Submit your entry here by 19 September, or contact Griffin’s Associate Artist Ben Winspear if you’d like to discuss your submission.

Full terms and conditions.

Mary Rachel Brown has been awarded the second annual Lysicrates Prize for new Australian Playwriting, receiving a full $12,500 Griffin Theatre Company commission, as voted by the audience, at Verbrugghen Hall, Sydney Conservatorium of Music.

Mary Rachel Brown was amongst three finalists who were shortlisted to submit the first act of a new play. The two runners-up Campion Decent and Elise Hearst each received a $1,000 cash prize.

The three shortlisted plays were:
Mary Rachel Brown’s Approximate Balance, about the Lightfoot family who struggle to cope with their son’s alcoholism. A young Filipino woman offers them a unique perspective on how to heal. Sometimes we find family where we least expect it.
Director: Mitchell Butel
Cast: Linda Cropper, John Gaden, Richard Sydenham, Lena Cruz

Campion Decent’s Saint Theo, when struck by lightning, stonemason and amateur thespian Theodore embarks on a Gilbert and Sullivan inspired philosophical quest with a mysterious young revenant and a woman in a pirate hat.
Director: Helen Dallimore
Cast: Simon Burke, Rowan Witt, Paula Arundell, Tamlyn Henderson

And Elise Hearst’s The Good Wolf, Naomi is a good Jewish girl trying not to be bad. The Good Wolf is her story about family, legacy, and finding love
Director: Ben Winspear
Cast: Michelle Lim, Deborah Kennedy, Natalie Gamsu, Hamish Michael

Mary Rachel Brown was a member of the 2014 Griffin Studio. Her play The Dapto Chaser was presented in Griffin’s 2015 Independent season and is opening Hothouse Theatre’s 2016 season. Mary recently had her new play Silent Night developed at PWA’S 2015 National Script Workshop.

She is the recipient of the 2006 Griffin Award, the 2007 Max Afford Award, and the 2008 Rodney Seaborn Playwrights Award. Her play Last Letters is currently on at The Australian War Memorial. Mary’s work has been given showcased public readings by the National Playwriting Festival (Australia) and the English Speaking Theatre (Berlin). In 2009 Mary’s play Permission To Spin was selected from an international field for the hotINK play festival in New York. She says: “Philanthropists in the arts are trailblazers in my books.
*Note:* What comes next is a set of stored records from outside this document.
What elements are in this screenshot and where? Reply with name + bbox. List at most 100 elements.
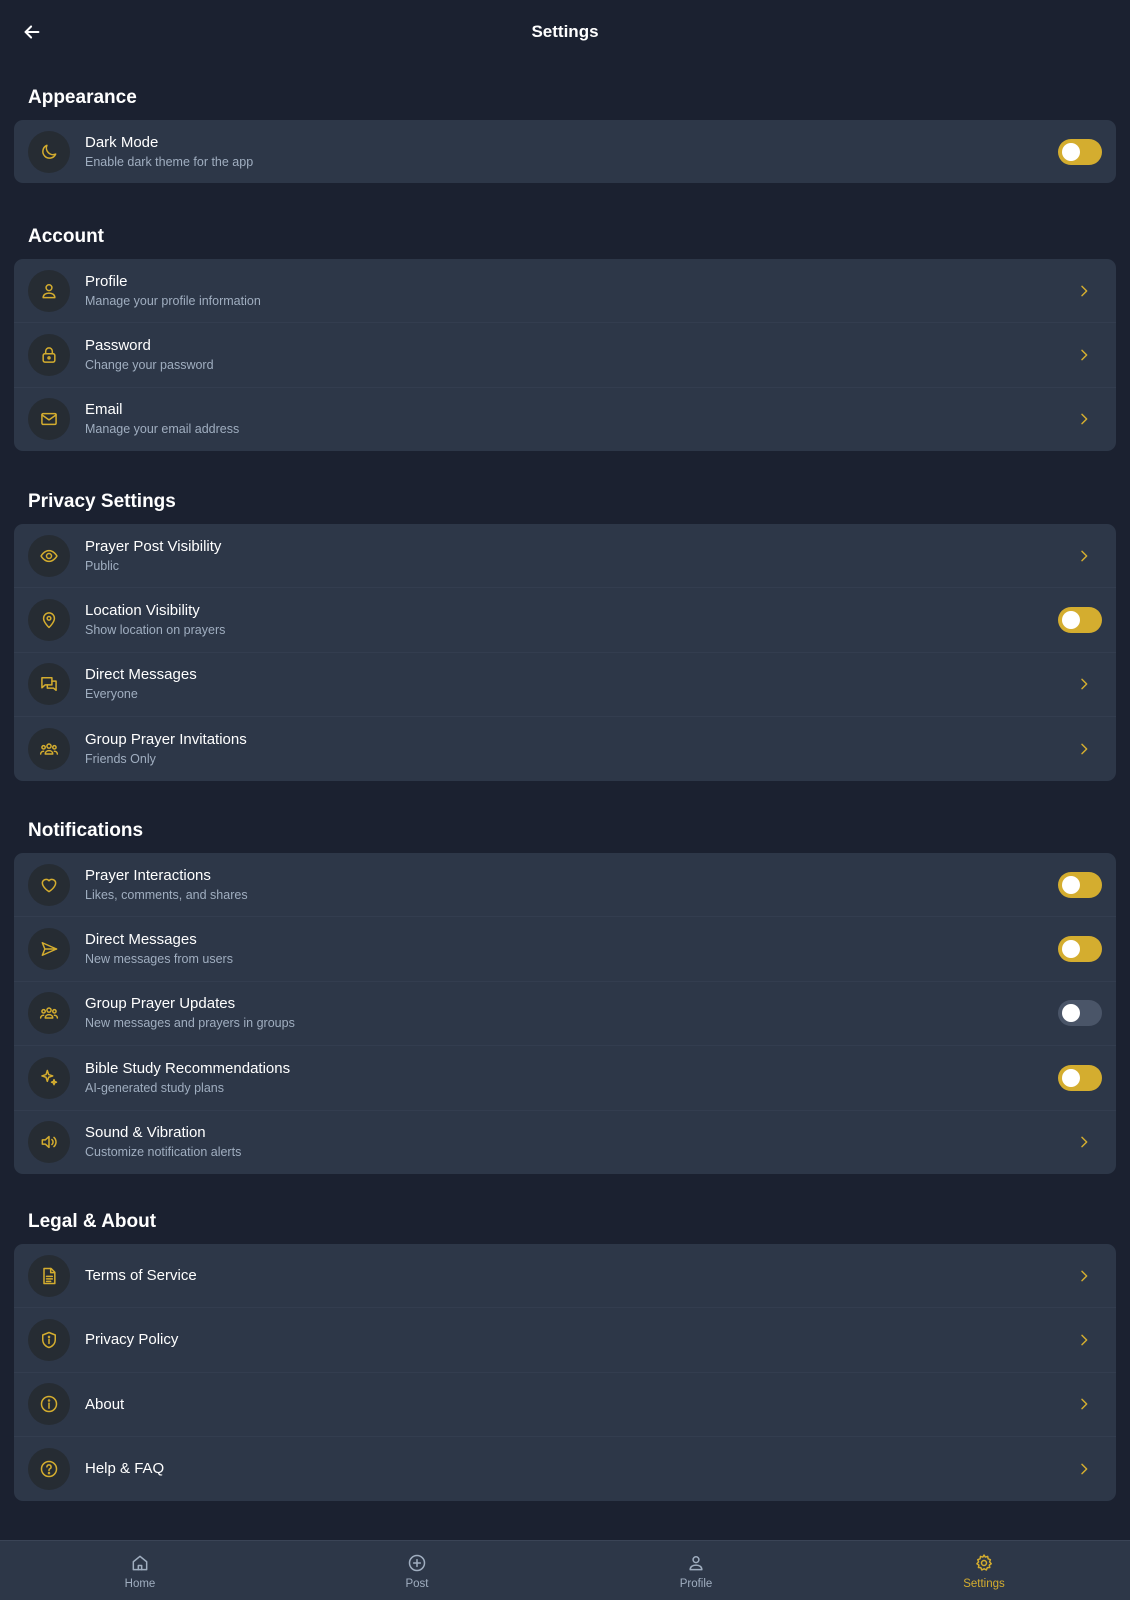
settings-row-email[interactable]: Email Manage your email address <box>14 386 1116 452</box>
chevron-right-icon <box>1081 678 1088 690</box>
toggle-knob <box>1062 875 1080 894</box>
settings-row-about[interactable]: About <box>14 1371 1116 1437</box>
row-text: Direct Messages Everyone <box>85 665 1074 703</box>
mail-icon <box>41 413 57 426</box>
row-title: Profile <box>85 272 128 290</box>
section-title: Privacy Settings <box>28 491 176 512</box>
row-icon-badge <box>28 863 70 906</box>
section-title: Account <box>28 226 104 247</box>
settings-row-terms-of-service[interactable]: Terms of Service <box>14 1244 1116 1307</box>
chevron-right-icon <box>1081 743 1088 755</box>
row-icon-badge <box>28 1318 70 1361</box>
row-text: Email Manage your email address <box>85 400 1074 438</box>
row-subtitle: Change your password <box>85 357 214 372</box>
nav-settings[interactable]: Settings <box>924 1541 1044 1600</box>
settings-row-direct-messages[interactable]: Direct Messages New messages from users <box>14 916 1116 981</box>
section-title: Notifications <box>28 820 144 841</box>
row-title: Dark Mode <box>85 133 159 151</box>
send-icon <box>41 941 58 956</box>
row-text: Prayer Interactions Likes, comments, and … <box>85 866 1058 904</box>
nav-home[interactable]: Home <box>80 1541 200 1600</box>
help-icon <box>40 1460 58 1477</box>
chevron-right-icon <box>1074 1459 1094 1479</box>
row-icon-badge <box>28 130 70 173</box>
row-title: Privacy Policy <box>85 1331 179 1349</box>
settings-row-location-visibility[interactable]: Location Visibility Show location on pray… <box>14 587 1116 652</box>
toggle-switch[interactable] <box>1058 138 1102 165</box>
user-icon <box>689 1555 703 1570</box>
toggle-switch[interactable] <box>1058 935 1102 962</box>
settings-row-password[interactable]: Password Change your password <box>14 322 1116 387</box>
row-text: Terms of Service <box>85 1266 1074 1285</box>
toggle-switch[interactable] <box>1058 606 1102 633</box>
chevron-right-icon <box>1074 1132 1094 1152</box>
row-subtitle: Show location on prayers <box>85 622 226 637</box>
row-text: Prayer Post Visibility Public <box>85 537 1074 575</box>
section-title: Appearance <box>28 87 137 108</box>
row-icon-badge <box>28 927 70 970</box>
row-icon-badge <box>28 1447 70 1490</box>
row-icon-badge <box>28 269 70 312</box>
row-text: Profile Manage your profile information <box>85 272 1074 310</box>
row-icon-badge <box>28 1056 70 1099</box>
sparkles-icon <box>41 1069 58 1086</box>
settings-row-prayer-interactions[interactable]: Prayer Interactions Likes, comments, and … <box>14 853 1116 916</box>
nav-post[interactable]: Post <box>357 1541 477 1600</box>
row-title: Direct Messages <box>85 930 197 948</box>
row-icon-badge <box>28 333 70 376</box>
row-text: Sound & Vibration Customize notification … <box>85 1123 1074 1161</box>
chevron-right-icon <box>1081 1270 1088 1281</box>
nav-profile[interactable]: Profile <box>636 1541 756 1600</box>
section-legal-about: Legal & About Terms of Service Privacy Pol… <box>14 1210 1116 1501</box>
row-title: Direct Messages <box>85 666 197 684</box>
document-icon <box>43 1267 56 1284</box>
row-subtitle: Manage your email address <box>85 422 240 437</box>
row-title: Email <box>85 401 123 419</box>
row-subtitle: AI-generated study plans <box>85 1080 224 1095</box>
lock-icon <box>42 347 56 363</box>
row-text: Dark Mode Enable dark theme for the app <box>85 133 1058 171</box>
nav-label: Post <box>405 1577 429 1590</box>
chevron-right-icon <box>1081 1334 1088 1346</box>
settings-card: Dark Mode Enable dark theme for the app <box>14 120 1116 183</box>
row-subtitle: Manage your profile information <box>85 293 261 308</box>
row-subtitle: Customize notification alerts <box>85 1145 242 1160</box>
chevron-right-icon <box>1081 349 1088 361</box>
settings-row-help-faq[interactable]: Help & FAQ <box>14 1436 1116 1501</box>
settings-row-prayer-post-visibility[interactable]: Prayer Post Visibility Public <box>14 524 1116 587</box>
toggle-switch[interactable] <box>1058 1064 1102 1091</box>
settings-row-profile[interactable]: Profile Manage your profile information <box>14 259 1116 322</box>
settings-row-group-prayer-updates[interactable]: Group Prayer Updates New messages and pra… <box>14 980 1116 1046</box>
row-subtitle: New messages from users <box>85 951 233 966</box>
group-icon <box>39 1007 59 1019</box>
settings-row-privacy-policy[interactable]: Privacy Policy <box>14 1307 1116 1372</box>
toggle-switch[interactable] <box>1058 1000 1102 1027</box>
settings-row-bible-study-recommendations[interactable]: Bible Study Recommendations AI-generated … <box>14 1045 1116 1110</box>
settings-row-sound-vibration[interactable]: Sound & Vibration Customize notification … <box>14 1109 1116 1175</box>
chevron-right-icon <box>1074 1330 1094 1350</box>
row-title: Prayer Post Visibility <box>85 537 222 555</box>
nav-label: Profile <box>679 1577 713 1590</box>
settings-row-dark-mode[interactable]: Dark Mode Enable dark theme for the app <box>14 120 1116 183</box>
arrow-left-icon <box>24 25 40 39</box>
row-title: Password <box>85 336 151 354</box>
chevron-right-icon <box>1074 281 1094 301</box>
row-title: Prayer Interactions <box>85 866 211 884</box>
settings-card: Terms of Service Privacy Policy About Help … <box>14 1244 1116 1501</box>
row-subtitle: Enable dark theme for the app <box>85 154 254 169</box>
user-icon <box>42 283 56 298</box>
settings-row-direct-messages[interactable]: Direct Messages Everyone <box>14 651 1116 717</box>
row-icon-badge <box>28 1254 70 1297</box>
back-button[interactable] <box>20 20 44 44</box>
gear-icon <box>976 1553 992 1571</box>
toggle-switch[interactable] <box>1058 871 1102 898</box>
section-title: Legal & About <box>28 1211 157 1232</box>
row-icon-badge <box>28 398 70 441</box>
home-icon <box>132 1555 148 1570</box>
row-subtitle: Public <box>85 558 120 573</box>
group-icon <box>39 743 59 755</box>
settings-row-group-prayer-invitations[interactable]: Group Prayer Invitations Friends Only <box>14 716 1116 781</box>
chevron-right-icon <box>1074 739 1094 759</box>
chevron-right-icon <box>1081 1398 1088 1410</box>
row-text: Group Prayer Updates New messages and pra… <box>85 994 1058 1032</box>
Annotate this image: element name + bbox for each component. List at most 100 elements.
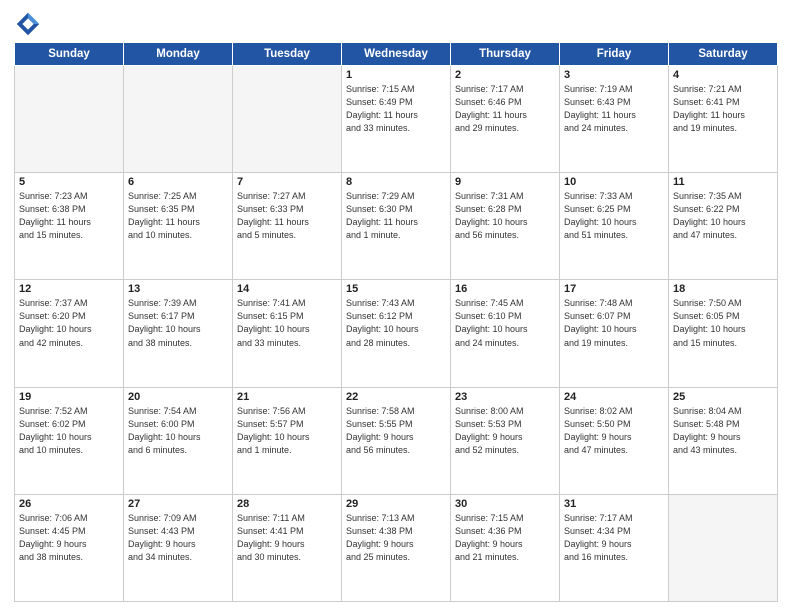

With this in mind, I would like to thank the Lysicrates Foundation for their generosity, with particularly thanks to John and Patricia Azarias for their initiative in supporting new Australian plays. I commend them on their investment in one of our most valuable commodities, our stories. I would also like to thank Griffin for facilitating the creative process attached to this prize. Writing can be a lonely process, today I gained some journeymen and women who are supporting my work in the form of a commission.  As a female recipient of this prize, I would like to give a nod to WITS – Women in theatre and screen, a movement dedicated to addressing the under-representation of diversity on our stages and screens.”

A highlight of Athenian life in the fourth century B.C. was the theatre competition, held in public in a large amphitheatre. Wealthy patrons would sponsor a theatre company, and the prize for best play or musical performance – a highly valued status symbol – was a bronze tripod, which the winner was expected to place on top of a monument they would commission. All the winners’ monuments lined the Street of the Tripods in central Athens.

Today the Street of the Tripods still exists, but the only monument standing there is the one the wealthy sponsor Lysicrates erected in 334 B.C. So elegant is it, and so redolent of the ancient Athenians’ passion for theatre, that numerous copies have been made, in countries the Athenians never suspected existed. The most beautiful of these sits today in Sydney, in a spectacular setting in the Royal Botanic Garden, made of warm golden Sydney sandstone, it is, however, crumbling.

The Lysicrates Foundation was established by John and Patricia Azarias to provide encouragement to Australia’s playwriting talent, and to help restore the beautiful monument in the Garden.